Active Techniques for a Quick Recovery after Games

*excerpt from Our Game Magazine - Winter 2015.  For the full article, including pictures and descriptions, visit

On any given weekend, there are thousands of soccer games being played all across the country.  In fact, on any given night, there are games being played indoors, outdoors, on turf, on grass, on courts, and even on the sand!  It’s a beautiful thing to see so many people from different walks of life, boys and girls, men and women, enjoying the game of soccer.  No matter what level you are on, recovering from these games is just as important as preparing for them.  It’s important for the youth athlete who may be playing in multiple games on a tournament weekend.  Its important for the national team player who needs to get on a plane to rejoin their club team.  It’s also important for the everyday person who just enjoys the game, but also needs to get up and go to work the next day.  Learning how to recover from games quickly will go a long ways in helping you enjoy the game, perform your best, and reduce the risk of injury.  

Here are two techniques that are extremely beneficial for any level of athlete.  They can go a long way in aiding the recovery process in between games or workouts.  You can do these anywhere, on the field, at home, or even in the airport!  

Foam Rolling (Self Myofascial Release) is a method to help relieve some of the tension in problem areas like the calves, or IT bands.   These trigger points or “knots” are developed over time with repetitive movements, strenuous activity, or even bad posture.  Releasing these “knots” is essential for any serious athlete who wants to move better and become more flexible.  It’s also very beneficial for people who just want to improve posture or move without pain. By applying pressure to these trigger points, you can aid the recovery of these muscles and restore them to their normal function.   Normal, healthy muscles are elastic and can be lengthened or contracted on demand, without inhibition.  Simply stretching these muscles isn’t enough to restore them to their original form.  Imagine a wrinkled pair of jeans that needs ironing.  Pulling on those jeans wouldn’t be enough to restore them. Other methods of self myofascial release include a lacrosse ball, rolling stick, or manual therapy.  

How to: Use the foam roller or a lacrosse ball to find these tight or tender areas.  There will be some pain but it should not be unbearable and the rewards are worth the temporary discomfort.  One benefit of self myofascial release is that it puts you in complete control of the process.  You know exactly where the spots are and exactly how much pressure you can bear. When you find a trigger point, pause for a few seconds and relax as much as possible, taking deep breaths.  You should feel the muscle release after a few seconds.  If the pain is too much, work the surrounding areas and gradually move towards the trigger point.  Remember, in the end, it doesn’t have to be the most painful experience ever to achieve the goal of restoring good movement.  Never roll over a bone or joint 

Prescription: Foam roll as much as possible, especially before AND after games or workout sessions.

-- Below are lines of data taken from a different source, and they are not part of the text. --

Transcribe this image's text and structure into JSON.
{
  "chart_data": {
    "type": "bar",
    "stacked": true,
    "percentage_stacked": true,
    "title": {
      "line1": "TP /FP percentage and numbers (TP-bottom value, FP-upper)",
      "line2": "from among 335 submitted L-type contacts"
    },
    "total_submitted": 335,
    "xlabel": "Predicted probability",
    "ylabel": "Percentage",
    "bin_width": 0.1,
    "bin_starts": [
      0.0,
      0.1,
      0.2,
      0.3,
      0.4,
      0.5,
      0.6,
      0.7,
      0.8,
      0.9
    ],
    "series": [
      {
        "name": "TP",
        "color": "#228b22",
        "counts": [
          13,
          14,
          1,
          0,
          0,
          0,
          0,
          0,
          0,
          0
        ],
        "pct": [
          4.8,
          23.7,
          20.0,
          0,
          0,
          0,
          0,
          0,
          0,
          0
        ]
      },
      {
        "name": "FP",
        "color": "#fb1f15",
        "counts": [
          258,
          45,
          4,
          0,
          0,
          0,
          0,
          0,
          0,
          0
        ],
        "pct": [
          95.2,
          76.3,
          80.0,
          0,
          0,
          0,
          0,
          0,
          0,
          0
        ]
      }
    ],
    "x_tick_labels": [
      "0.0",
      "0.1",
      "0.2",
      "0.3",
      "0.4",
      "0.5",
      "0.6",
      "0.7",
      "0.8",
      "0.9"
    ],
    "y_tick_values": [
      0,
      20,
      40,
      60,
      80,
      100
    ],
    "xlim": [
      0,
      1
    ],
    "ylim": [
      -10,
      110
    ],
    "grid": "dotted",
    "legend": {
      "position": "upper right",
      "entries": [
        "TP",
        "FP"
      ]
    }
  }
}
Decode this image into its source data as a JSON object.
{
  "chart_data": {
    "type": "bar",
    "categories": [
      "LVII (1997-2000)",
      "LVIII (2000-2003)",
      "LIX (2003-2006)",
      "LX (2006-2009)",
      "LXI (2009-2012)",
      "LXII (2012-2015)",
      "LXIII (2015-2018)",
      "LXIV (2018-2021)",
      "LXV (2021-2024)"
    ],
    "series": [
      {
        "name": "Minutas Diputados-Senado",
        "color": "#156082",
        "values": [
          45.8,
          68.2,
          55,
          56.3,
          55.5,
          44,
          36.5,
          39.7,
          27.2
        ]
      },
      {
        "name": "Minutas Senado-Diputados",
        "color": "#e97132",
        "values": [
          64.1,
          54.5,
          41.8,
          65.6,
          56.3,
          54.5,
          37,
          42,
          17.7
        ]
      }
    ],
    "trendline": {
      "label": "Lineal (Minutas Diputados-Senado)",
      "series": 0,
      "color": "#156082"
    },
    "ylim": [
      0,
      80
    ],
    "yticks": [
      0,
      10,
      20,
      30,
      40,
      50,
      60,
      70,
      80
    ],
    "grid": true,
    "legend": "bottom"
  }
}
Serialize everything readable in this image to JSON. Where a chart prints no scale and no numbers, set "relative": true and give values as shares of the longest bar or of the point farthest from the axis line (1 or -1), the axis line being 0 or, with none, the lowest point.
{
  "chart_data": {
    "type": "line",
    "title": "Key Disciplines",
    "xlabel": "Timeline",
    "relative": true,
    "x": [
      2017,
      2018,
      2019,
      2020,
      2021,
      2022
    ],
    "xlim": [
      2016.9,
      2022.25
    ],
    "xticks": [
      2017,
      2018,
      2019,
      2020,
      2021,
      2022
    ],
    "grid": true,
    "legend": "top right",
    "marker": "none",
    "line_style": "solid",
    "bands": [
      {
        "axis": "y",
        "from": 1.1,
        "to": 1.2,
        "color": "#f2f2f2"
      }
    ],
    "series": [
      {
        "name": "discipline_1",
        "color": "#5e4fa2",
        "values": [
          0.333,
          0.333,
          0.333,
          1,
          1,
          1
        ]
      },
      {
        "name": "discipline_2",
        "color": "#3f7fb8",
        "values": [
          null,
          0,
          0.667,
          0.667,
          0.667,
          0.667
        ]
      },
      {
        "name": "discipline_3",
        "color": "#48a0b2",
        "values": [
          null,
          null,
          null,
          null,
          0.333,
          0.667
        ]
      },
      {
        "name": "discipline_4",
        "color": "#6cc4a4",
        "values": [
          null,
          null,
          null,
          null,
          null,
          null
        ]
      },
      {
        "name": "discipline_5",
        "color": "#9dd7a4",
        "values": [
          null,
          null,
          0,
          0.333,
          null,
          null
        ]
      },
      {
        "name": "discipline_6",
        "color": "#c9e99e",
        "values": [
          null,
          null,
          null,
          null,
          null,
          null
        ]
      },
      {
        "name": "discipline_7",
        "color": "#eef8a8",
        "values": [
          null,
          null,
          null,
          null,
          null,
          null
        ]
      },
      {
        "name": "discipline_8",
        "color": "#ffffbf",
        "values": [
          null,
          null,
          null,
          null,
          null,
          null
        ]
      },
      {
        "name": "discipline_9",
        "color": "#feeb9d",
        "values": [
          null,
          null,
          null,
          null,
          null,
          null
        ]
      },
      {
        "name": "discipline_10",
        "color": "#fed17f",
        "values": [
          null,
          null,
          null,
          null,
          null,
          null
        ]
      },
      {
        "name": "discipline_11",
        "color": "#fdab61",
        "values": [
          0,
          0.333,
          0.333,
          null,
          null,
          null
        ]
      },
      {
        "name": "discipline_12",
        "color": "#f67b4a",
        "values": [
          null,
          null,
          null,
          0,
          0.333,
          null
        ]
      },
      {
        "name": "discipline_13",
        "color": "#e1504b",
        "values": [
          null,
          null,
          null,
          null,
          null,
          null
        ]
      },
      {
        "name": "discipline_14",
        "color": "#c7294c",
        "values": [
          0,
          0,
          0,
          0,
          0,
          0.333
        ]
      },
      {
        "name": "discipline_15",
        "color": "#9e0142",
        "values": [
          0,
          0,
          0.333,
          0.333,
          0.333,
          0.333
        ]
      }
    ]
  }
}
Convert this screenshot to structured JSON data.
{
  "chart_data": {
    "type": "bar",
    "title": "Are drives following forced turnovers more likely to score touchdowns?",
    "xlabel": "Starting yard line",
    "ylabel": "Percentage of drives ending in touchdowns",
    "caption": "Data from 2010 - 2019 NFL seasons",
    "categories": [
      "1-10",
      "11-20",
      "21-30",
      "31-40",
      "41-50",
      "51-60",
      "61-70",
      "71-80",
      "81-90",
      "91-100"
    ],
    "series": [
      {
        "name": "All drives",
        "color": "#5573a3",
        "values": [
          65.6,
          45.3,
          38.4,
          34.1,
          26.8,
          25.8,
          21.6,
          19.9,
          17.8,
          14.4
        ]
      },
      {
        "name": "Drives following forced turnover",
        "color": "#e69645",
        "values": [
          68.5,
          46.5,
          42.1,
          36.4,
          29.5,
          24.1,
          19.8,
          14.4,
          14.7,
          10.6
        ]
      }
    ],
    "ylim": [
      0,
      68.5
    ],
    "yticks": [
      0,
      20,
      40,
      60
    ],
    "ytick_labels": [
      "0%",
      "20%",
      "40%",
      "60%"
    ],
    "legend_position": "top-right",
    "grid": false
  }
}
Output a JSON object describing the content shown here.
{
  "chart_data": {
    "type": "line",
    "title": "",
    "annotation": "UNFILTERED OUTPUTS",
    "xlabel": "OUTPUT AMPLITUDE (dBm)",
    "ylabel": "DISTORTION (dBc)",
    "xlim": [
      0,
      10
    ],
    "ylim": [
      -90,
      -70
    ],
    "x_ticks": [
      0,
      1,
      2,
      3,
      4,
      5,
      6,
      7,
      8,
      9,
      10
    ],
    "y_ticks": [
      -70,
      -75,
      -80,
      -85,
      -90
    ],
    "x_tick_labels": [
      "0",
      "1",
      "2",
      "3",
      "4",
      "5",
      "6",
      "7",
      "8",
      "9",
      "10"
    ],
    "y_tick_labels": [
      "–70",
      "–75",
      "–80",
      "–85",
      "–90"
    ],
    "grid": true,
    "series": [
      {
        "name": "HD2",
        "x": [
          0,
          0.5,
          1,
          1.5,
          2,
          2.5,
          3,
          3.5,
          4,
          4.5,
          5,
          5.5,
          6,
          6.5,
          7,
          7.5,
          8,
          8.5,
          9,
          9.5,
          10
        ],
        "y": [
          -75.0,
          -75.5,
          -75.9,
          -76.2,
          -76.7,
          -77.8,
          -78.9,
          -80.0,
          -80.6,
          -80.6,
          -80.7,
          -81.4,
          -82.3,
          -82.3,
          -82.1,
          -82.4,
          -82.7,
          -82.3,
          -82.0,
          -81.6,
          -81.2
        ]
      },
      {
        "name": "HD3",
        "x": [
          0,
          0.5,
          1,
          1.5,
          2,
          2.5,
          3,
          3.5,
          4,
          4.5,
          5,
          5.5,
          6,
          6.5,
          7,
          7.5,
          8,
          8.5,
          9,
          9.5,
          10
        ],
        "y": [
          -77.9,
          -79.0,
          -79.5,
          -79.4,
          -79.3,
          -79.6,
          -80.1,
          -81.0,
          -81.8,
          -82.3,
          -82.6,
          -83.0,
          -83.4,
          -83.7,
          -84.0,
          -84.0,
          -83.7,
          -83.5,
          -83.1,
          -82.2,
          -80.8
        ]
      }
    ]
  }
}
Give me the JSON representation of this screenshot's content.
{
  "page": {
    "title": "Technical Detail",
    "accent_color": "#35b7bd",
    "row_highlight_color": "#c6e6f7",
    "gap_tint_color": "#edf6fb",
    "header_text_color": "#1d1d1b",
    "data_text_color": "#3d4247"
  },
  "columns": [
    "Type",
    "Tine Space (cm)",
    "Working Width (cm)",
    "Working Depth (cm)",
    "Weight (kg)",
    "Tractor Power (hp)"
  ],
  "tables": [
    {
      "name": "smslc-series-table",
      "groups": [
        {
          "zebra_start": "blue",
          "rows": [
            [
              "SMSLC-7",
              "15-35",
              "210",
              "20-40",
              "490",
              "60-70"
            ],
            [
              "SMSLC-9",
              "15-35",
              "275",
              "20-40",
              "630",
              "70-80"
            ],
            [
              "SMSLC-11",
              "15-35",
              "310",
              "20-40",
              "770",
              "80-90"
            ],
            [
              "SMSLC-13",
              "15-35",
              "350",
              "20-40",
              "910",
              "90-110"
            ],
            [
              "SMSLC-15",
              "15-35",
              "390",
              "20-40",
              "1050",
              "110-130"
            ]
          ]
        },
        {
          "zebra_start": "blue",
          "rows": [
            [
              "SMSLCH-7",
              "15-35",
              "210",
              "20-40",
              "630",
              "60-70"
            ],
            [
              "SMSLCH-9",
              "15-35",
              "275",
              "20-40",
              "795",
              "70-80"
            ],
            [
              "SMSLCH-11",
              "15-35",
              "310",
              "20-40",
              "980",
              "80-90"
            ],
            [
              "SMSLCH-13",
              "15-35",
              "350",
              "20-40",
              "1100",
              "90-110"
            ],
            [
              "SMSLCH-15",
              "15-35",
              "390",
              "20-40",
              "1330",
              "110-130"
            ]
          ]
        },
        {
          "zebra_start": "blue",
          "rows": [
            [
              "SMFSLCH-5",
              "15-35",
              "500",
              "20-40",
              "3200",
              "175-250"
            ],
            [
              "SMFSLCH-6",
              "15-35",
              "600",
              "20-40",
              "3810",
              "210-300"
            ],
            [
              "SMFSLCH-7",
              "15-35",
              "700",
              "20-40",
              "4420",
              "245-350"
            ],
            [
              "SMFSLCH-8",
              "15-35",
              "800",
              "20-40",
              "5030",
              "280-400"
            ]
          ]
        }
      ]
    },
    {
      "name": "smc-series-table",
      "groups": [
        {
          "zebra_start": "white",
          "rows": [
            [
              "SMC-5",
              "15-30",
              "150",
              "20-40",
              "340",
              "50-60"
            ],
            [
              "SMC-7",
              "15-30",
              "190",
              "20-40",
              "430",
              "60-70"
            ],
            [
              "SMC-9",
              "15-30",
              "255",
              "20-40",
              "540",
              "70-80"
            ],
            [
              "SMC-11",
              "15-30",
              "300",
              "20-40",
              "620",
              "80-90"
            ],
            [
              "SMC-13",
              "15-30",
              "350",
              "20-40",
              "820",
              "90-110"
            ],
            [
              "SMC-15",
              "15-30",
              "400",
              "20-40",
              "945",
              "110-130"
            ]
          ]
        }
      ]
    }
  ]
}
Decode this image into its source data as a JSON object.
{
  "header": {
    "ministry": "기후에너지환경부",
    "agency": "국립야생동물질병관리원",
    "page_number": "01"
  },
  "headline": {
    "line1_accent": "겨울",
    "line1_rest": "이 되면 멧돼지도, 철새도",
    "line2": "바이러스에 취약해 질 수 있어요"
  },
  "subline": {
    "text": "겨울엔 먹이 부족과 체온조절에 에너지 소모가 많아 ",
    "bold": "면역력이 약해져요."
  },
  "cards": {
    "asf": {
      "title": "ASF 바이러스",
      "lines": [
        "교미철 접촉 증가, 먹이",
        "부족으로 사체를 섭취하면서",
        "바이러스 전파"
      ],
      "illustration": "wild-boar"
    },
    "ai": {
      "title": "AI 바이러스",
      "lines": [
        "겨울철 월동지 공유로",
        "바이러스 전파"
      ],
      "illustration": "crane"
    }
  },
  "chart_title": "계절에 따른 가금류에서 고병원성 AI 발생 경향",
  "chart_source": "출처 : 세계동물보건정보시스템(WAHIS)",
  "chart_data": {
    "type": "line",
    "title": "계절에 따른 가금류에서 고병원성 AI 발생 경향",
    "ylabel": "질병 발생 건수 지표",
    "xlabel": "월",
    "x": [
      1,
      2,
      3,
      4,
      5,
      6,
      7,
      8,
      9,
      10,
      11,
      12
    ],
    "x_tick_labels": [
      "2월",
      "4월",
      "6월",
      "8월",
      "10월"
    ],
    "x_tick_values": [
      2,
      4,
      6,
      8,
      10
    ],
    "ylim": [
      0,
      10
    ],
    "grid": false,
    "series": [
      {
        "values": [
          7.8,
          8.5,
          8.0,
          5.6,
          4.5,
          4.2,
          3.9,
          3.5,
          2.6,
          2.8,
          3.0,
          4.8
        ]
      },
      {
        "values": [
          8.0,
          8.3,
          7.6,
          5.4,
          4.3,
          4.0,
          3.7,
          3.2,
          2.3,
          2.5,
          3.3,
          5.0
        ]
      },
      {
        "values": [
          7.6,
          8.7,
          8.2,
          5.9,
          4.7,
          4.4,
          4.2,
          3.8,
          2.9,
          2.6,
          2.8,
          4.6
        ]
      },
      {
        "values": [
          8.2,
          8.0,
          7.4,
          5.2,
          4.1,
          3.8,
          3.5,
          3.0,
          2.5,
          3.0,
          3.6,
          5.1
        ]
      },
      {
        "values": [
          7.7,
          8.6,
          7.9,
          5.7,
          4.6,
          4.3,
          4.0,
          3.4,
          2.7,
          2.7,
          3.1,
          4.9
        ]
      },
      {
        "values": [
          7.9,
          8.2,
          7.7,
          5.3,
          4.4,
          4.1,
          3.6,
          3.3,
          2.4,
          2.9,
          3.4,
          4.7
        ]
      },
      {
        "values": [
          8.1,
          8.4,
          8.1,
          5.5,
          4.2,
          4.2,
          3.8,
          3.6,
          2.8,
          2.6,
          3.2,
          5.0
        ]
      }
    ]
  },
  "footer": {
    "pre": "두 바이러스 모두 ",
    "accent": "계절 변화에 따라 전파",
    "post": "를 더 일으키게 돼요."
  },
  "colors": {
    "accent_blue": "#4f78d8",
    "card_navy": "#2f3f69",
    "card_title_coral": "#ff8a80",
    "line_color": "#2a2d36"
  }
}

Active Isolated Stretching (AIS) is another essential for any athlete or anyone serious about creating good, healthy movement.  Just like foam rolling, these active stretches can be performed anywhere, with little or no equipment.  The difference between AIS and traditional stretching is that it is performed in repetitions of 2 seconds or less, instead of holding a static stretch for 10-30 seconds.  When you hold a stretch for longer than 2 seconds, your body will trigger a “myotactic stretch reflex”.  This is an eccentric contraction that will prevent your muscle from relaxing and lengthening.  It will also deplete oxygen flow to the muscle tissue, which is the opposite of what you want when you are trying to recover faster and increase your ability to perform.  Now that you understand “myotactic stretch reflex”, the next important principle of AIS is something called “reciprocal inhibition”.   This simply means that when you engage a muscle on one side, the opposite muscle is forced to release.  For example, when you contract your quads to extend your knee, the hamstrings are forced to relax.  With a relaxed hamstring, we can now achieve and learn a new range of motion that the body will remember because you’re the one in control.  Although a therapist may be able to force you into greater flexibility, its impossible for your body to retain that mobility because you didn’t create that on your own.   I would recommend that you do these active stretches as often as possible, but consider it mandatory before every game or workout session.  When you can combine them with the foam rolling (SMR) techniques, you can develop good movements, aid the recovery process, and ultimately perform better.  

RX:  Perform these active stretches before each game or workout session.  For increased effectiveness, perform them right after foam rolling.